Germans see in him a disciplined, smart negotiator; polling shows that even 40-50 percent of avowed supporters of the far-left Left party admire Mr. Schäuble, said Michael Kunert, of Infratest/dimap, one of Germany’s foremost pollsters. “This is really crazy,” he said.
“He is the uncomfortable figure who speaks the difficult truth, and thus makes the overall result better,” said Detlef Seif, one of the conservative lawmakers who nonetheless confounded both Ms. Merkel and her finance minister by voting against the Greek deal on Wednesday.
That image starkly contrasts with one held in southern Europe and beyond, where he has been widely lampooned as the ugly German — daubed with a swastika on the cover of Greek magazines, or grabbing the rear end of Athena in a cartoon in the satirical newspaper Le Canard Enchaîné in France.
Mr. Schäuble, who in public has shrugged off the cartoons, is in fact probably the most pro-European figure in Germany’s government. He belongs to an older generation that remembers how the United States and Europe helped Germany to recover after 1945, to accumulate wealth and — through the European Union — play a prominent role in the Continent’s affairs. He hails from the very southwest of Germany, bordering France, and is an avowed Francophile.

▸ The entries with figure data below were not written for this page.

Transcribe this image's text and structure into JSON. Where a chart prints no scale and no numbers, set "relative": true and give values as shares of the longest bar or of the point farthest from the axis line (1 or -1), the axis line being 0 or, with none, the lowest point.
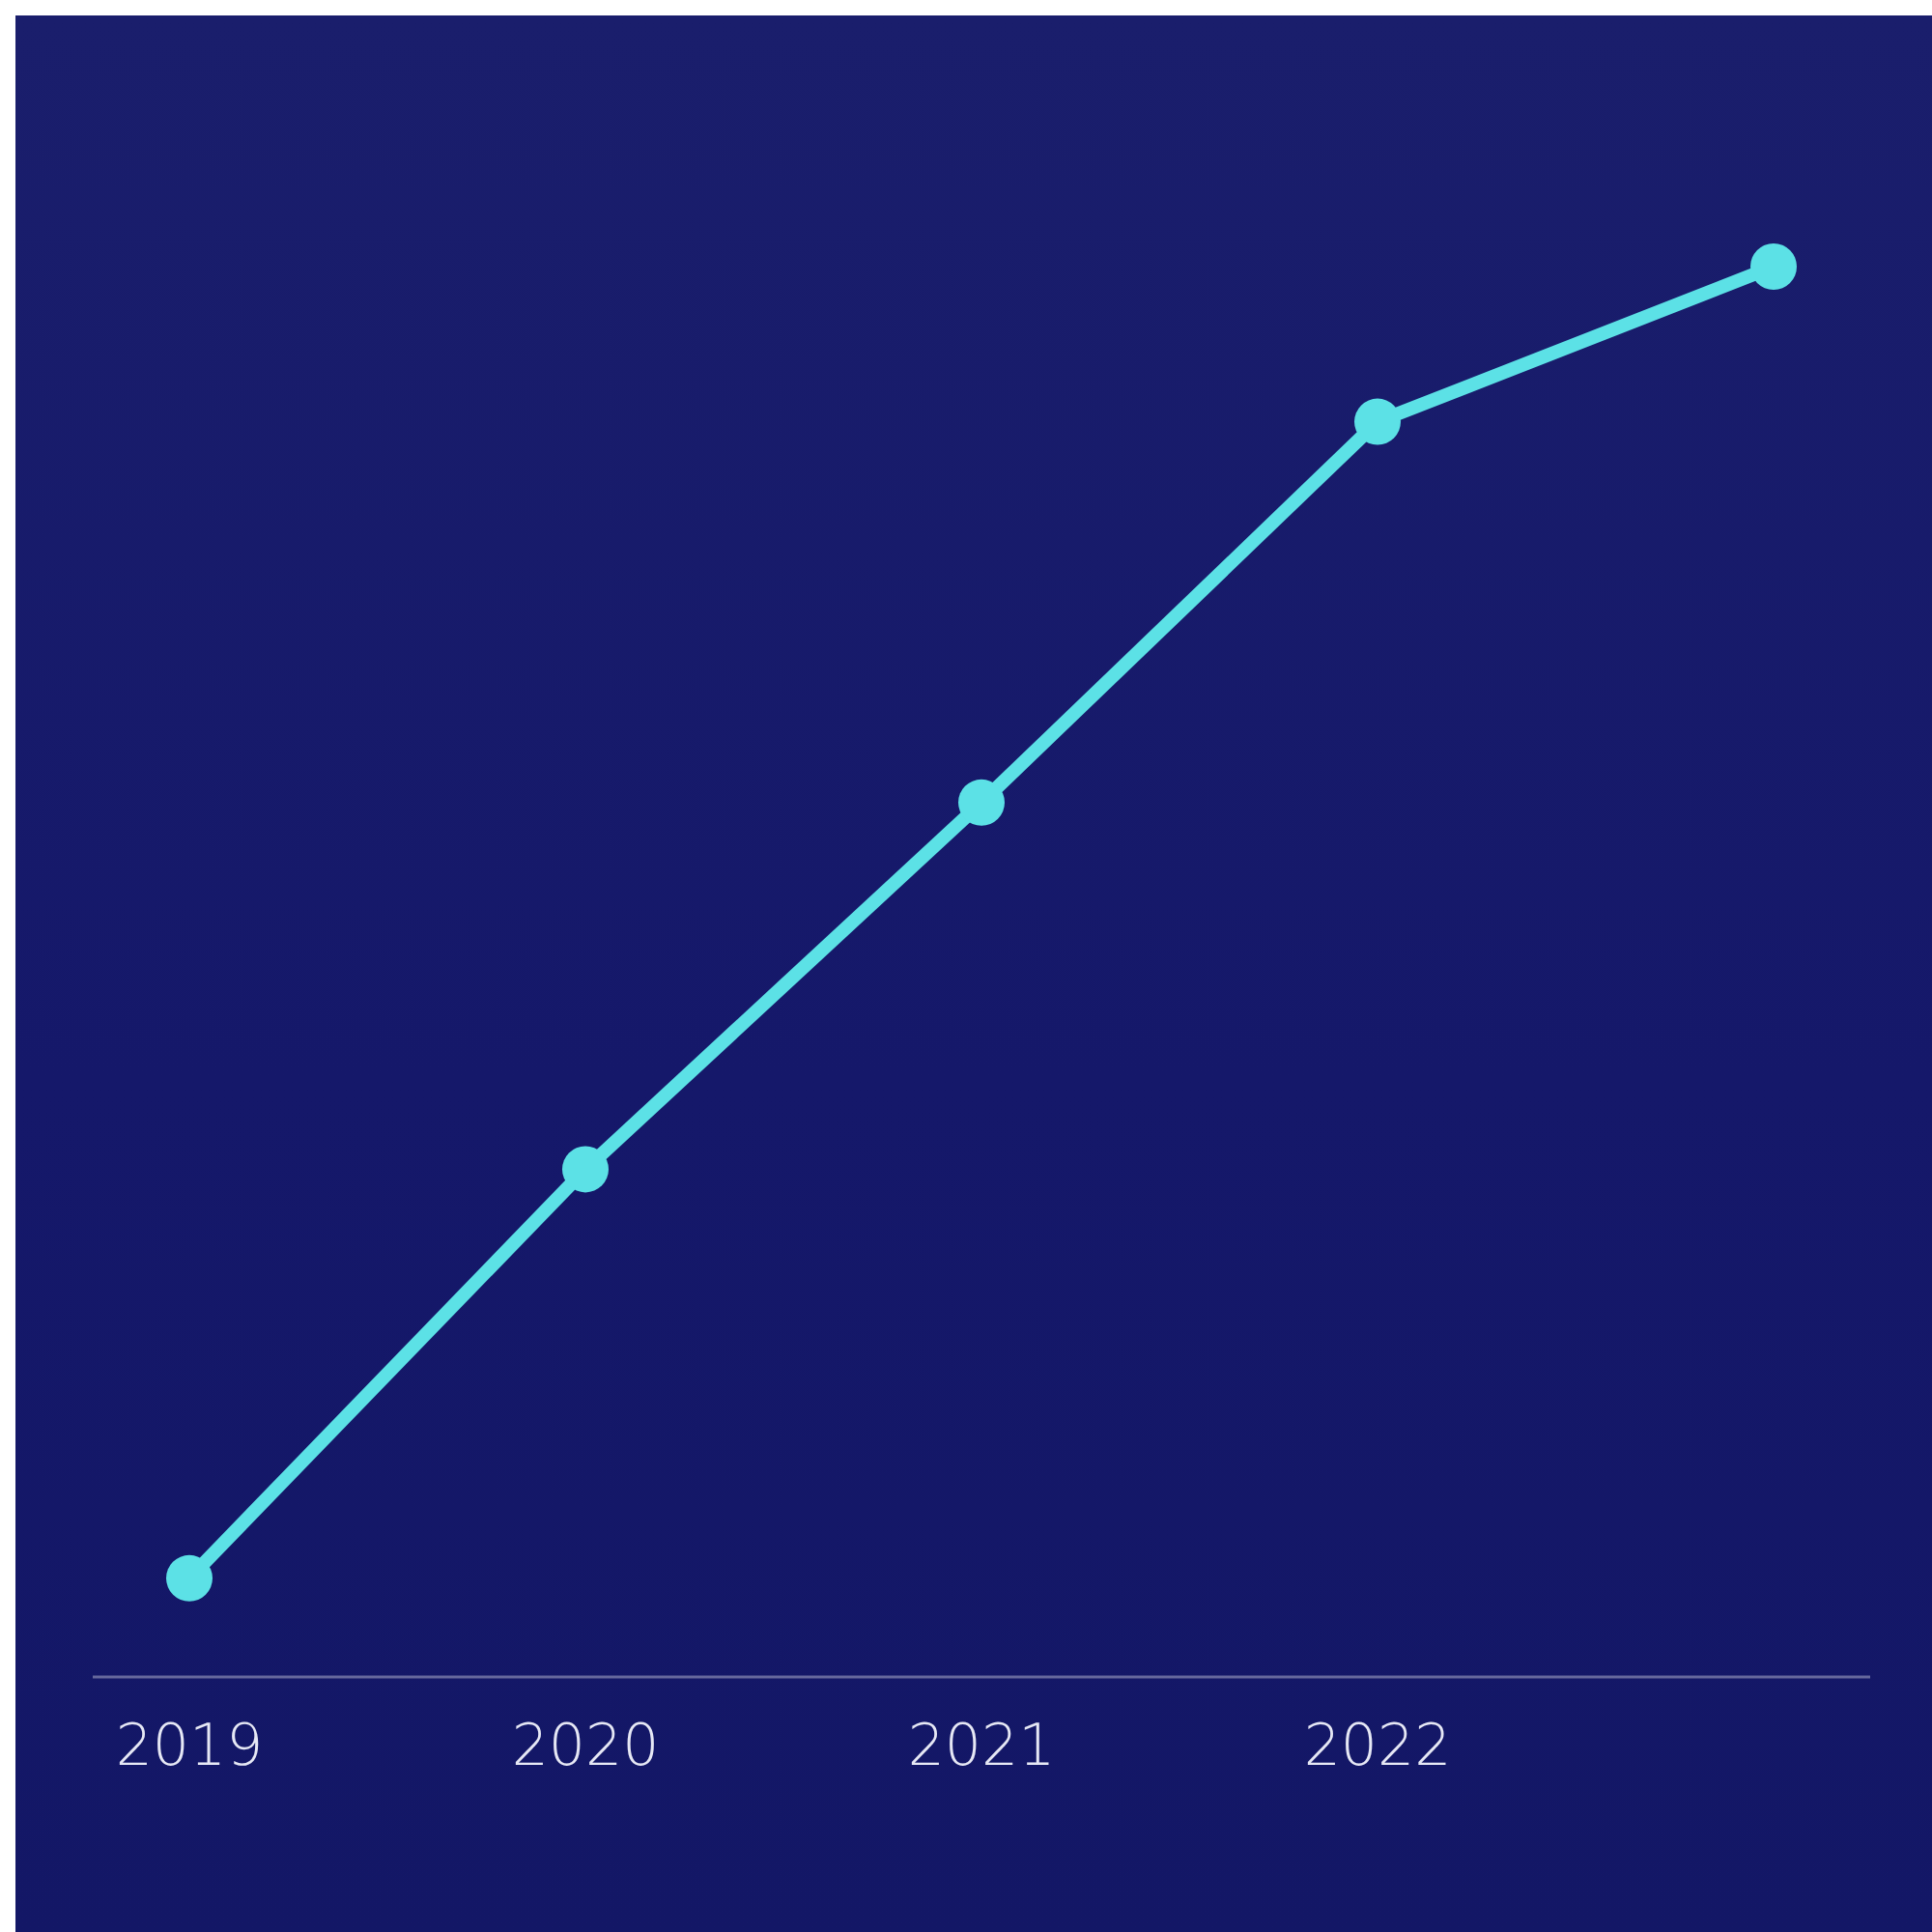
{
  "chart_data": {
    "type": "line",
    "categories": [
      "2019",
      "2020",
      "2021",
      "2022",
      null
    ],
    "series": [
      {
        "color": "#5ce1e6",
        "values": [
          0.07,
          0.36,
          0.62,
          0.89,
          1
        ]
      }
    ],
    "relative": true,
    "marker": "circle",
    "line_style": "solid"
  }
}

“The French ministers, the government,” said Barbara Kunz, a research fellow on French-German relations at the French Institute for International Relations, “know he is a Francophile and is fluent in French. He embodies the French-German couple almost naturally, or at least more naturally than Merkel, who has less ties with France.”
She added: “Schäuble embodies this old, western Germany, Bonn’s Germany.”
Ms. Merkel, 61, grew up in the Communist East and has acquired a taste for European affairs. In dealing with Russia, for instance, she brings knowledge of the language and culture to her dealings with President Vladimir V. Putin.
Despite their different backgrounds, Ms. Merkel and Mr. Schäuble work closely together.
In the all-night negotiations to save the euro in July, Ms. Merkel huddled repeatedly with President François Hollande; Donald Tusk, the president of the European Council; and Alexis Tsipras, the Greek prime minister. Mr. Schäuble was not present, but, as both politicians confirmed this week, he was in constant touch.
Both Germans have also been in power throughout the long crisis over Greece, which first loomed in 2009, when Athens said that it had been admitted into the single currency on the basis of figures that were wildly inaccurate. No other member of the 19-nation currency union boasts such a veteran, experienced team.
In the buildup to Wednesday’s vote, the two made no public appearances together, whether out of lingering bitterness or pragmatic division of labor. But first Ms. Merkel and then Mr. Schäuble granted 20-minute interviews to German television, each following Ms. Merkel’s maxim from July — to “look ahead.”